If you are transporting flowers or plants for the holidays, make sure to keep them covered! Newspaper is a great for insulation and a trash bag or plastic shopping bag will create a good windbreaker for the plant. Any time plants or flowers are exposed to freezing temperatures, they are prone to freezing and frost bite. You can recognize it easily enough. Plants and flowers will have a distinctive black or brown tip with a crunchy feel to it. Remove the damaged foliage or petals and monitor it. If the damage spreads to the entire plant or flower, you might want to remove the damaged portions.
Also want to talk about Poinsettias!
There is the myth that the beautiful poinsettia is toxic. This is false! Whether you are human or concerned about your animals ingesting the plant.
The poinsettia is part of the Euphorbia family (which includes some toxic plants), but the poinsettia is not a toxic plant at all. The Minnesota Poison Control System concurs : "The fact is that they (poinsettias) are not poisonous. Nor are they edible and it can be expected that, when eated in quantity, they may cause stomach upset with possible vomitting. This may happen when an overactive puppy devours an entire plant. In the case of a child who eats a single leaf, no ill effects would be expected."
Given the bitter taste of the plant, it is usually enough to deter humans and pets from continous ingestion of the plant.
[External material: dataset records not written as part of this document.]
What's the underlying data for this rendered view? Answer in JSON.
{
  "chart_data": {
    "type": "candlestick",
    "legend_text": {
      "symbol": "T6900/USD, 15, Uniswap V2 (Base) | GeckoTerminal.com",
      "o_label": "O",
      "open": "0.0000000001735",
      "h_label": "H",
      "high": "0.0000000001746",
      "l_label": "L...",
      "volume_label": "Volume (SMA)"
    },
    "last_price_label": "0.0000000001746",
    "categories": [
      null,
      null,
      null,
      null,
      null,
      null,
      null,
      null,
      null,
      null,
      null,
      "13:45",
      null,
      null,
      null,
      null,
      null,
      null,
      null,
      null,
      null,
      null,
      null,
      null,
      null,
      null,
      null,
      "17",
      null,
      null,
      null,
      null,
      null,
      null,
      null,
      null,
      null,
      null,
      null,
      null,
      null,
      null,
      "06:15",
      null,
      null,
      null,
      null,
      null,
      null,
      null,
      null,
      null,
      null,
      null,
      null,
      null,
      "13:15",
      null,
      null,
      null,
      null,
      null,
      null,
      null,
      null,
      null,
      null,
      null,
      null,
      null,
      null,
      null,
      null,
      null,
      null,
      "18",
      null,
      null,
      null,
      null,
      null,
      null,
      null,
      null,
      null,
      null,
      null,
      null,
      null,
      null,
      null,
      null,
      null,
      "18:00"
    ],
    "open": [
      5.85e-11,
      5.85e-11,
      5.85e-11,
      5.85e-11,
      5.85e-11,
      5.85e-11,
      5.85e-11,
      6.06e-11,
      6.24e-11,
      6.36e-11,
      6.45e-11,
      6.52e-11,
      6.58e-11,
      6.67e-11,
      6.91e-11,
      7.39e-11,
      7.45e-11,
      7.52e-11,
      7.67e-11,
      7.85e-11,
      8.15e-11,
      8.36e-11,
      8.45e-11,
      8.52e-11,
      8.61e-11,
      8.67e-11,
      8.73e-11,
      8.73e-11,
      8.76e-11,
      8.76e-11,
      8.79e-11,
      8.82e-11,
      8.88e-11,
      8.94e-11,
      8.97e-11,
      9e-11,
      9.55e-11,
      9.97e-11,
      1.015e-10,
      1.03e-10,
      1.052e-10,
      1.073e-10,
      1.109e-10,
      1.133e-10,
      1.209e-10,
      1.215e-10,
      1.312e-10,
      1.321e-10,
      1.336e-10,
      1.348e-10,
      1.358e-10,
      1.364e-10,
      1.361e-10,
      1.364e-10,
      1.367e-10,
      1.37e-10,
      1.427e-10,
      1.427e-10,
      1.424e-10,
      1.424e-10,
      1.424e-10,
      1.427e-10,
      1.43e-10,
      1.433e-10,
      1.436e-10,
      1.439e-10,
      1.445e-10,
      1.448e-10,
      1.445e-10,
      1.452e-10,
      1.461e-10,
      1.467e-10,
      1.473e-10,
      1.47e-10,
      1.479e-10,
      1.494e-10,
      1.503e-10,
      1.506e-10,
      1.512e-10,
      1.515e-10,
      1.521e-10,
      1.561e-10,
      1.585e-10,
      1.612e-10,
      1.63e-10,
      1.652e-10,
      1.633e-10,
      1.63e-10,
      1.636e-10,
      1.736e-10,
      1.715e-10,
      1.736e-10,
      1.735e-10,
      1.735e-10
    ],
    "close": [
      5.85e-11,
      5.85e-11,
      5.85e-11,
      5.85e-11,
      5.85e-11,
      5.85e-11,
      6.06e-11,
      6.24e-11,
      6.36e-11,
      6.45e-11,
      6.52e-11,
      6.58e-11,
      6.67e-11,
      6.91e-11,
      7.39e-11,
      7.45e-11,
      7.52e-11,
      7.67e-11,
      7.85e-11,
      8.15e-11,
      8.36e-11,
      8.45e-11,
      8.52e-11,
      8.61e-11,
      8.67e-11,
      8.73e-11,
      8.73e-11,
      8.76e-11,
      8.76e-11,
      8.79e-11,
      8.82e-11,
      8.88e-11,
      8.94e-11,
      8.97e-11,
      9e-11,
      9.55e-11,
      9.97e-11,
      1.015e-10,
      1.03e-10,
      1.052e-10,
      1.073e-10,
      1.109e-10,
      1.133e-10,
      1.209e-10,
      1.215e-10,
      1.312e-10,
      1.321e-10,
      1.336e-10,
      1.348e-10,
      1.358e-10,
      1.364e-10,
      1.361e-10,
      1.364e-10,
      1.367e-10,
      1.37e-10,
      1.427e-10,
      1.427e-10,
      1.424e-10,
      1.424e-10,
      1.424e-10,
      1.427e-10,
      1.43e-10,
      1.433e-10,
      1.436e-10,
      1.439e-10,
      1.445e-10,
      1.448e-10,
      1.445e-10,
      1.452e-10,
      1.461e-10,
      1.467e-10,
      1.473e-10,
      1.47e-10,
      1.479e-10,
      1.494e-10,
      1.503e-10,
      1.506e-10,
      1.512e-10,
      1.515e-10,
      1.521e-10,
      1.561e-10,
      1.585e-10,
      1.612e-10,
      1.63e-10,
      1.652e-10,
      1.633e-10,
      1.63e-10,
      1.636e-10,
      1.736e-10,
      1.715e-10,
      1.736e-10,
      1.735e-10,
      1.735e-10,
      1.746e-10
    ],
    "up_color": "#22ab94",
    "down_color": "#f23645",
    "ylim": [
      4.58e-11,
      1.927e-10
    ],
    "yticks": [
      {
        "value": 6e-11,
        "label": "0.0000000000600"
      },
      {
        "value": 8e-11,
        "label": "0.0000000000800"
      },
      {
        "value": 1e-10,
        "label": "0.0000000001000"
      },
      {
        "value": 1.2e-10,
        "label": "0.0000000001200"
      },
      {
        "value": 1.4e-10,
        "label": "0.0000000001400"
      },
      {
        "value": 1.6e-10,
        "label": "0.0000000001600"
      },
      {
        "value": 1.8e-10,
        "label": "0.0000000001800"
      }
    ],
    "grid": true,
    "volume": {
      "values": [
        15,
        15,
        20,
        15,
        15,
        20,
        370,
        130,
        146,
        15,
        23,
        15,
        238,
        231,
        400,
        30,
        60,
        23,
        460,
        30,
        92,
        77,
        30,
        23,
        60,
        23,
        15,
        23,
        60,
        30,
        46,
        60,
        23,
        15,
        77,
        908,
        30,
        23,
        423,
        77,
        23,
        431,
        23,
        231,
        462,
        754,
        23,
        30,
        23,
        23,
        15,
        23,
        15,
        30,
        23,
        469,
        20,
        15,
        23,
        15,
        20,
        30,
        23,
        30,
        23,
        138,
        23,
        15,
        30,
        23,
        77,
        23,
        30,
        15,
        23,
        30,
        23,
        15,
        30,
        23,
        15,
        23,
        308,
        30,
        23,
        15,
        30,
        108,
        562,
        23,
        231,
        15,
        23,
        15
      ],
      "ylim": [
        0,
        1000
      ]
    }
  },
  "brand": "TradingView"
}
Experimental dosages of ingestion of the plant have been conducted. It is said that a 50 pound child would have to eat more than 1.25 lbs of poinsettia (about 500-600 leaves) to exceed the experiemental dosage. If your child or pet eats that much poinsettia.... You might want to consider watching them a little closer or keeping your out of control dog in a kennel or outside!
You can check out the entire article on www.snopes.com/holidays/christmas/poinsettias.asp
for the rest of the story!
Stay warm this holiday season - oh, and Merry Christmas!!